Festa no Céu X Viva: A Vida é uma Festa
Aqui, os holofotes recaem sobre a cultura mexicana e a tão celebrada festa do dia dos mortos. Apesar das inúmeras similaridades, há uma diferença de três anos entre as produções. A primeira a chegar, usa um estilo de animação bem peculiar, bem parecido com bonecos de titereiros feitos de madeira. Produzido por Guillermo del Toro, Festa no Céu (2014) é uma história de romance e música, trazendo um triângulo amoroso entre os personagens dublados por Channing Tatum, Zoe Saldana e Diego Luna. Com bem mais prestígio – também pudera -, Viva: A Vida é uma Festa (Coco), filme da Disney/Pixar, foi lançado no fim do ano passado, chegando aos cinemas brasileiros no início de 2018. O longa emplacou no Oscar, levando os prêmios de animação e canção. Além disso, já se encontra em número 63 na lista dos melhores de todos os tempos na opinião do grande público. O filme igualmente possui uma forte veia musical e fala sobre família.

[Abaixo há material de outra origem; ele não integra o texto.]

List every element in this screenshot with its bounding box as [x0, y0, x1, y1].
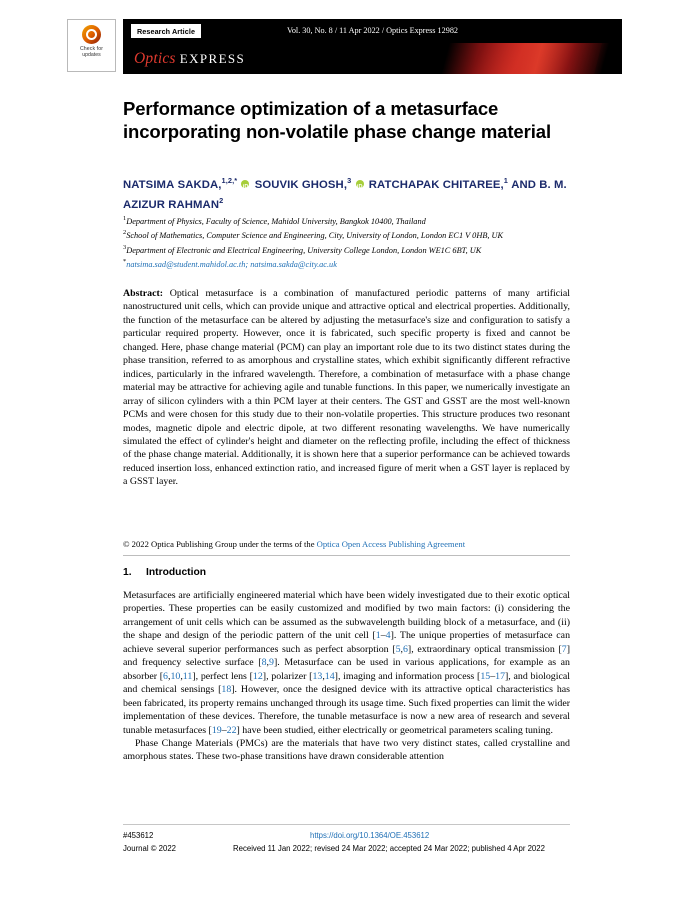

Mogli: O Menino Lobo X Mogli: O Livro da Selva
Mogli é um menino lobo ou é um livro da selva? Seja como for, todos acharam cedo demais para uma nova superprodução, feita nos mesmos moldes, abordar a criação de Rudyard Kipling. O primeiro, dirigido por Jon Favreau, seguiu a leva das adaptações em live action das clássicas animações da Disney, que já teve em seu repertório Cinderela (2015) e A Bela e a Fera (2017), por exemplo. Molgi: O Menino Lobo (2016) é um encantador relato da animação de 1967 e conta com as vozes de gente como Bill Murray, Scarlett Johnasson e Idris Elba dublando os animais. Três anos depois, com lançamento previsto para 2019, chega a versão dirigida por Andy Serkis da mesma história, desta vez bancada pela Warner. Aqui em Mogli: O Livro da Selva, mais realista e sujo, Christian Bale, Cate Blanchett e Benedict Cumberbatch são as principais vozes. Curiosamente, foi divulgado que o segundo terá lançamento direto na plataforma Netflix, ao invés dos cinemas mundiais. Mau sinal.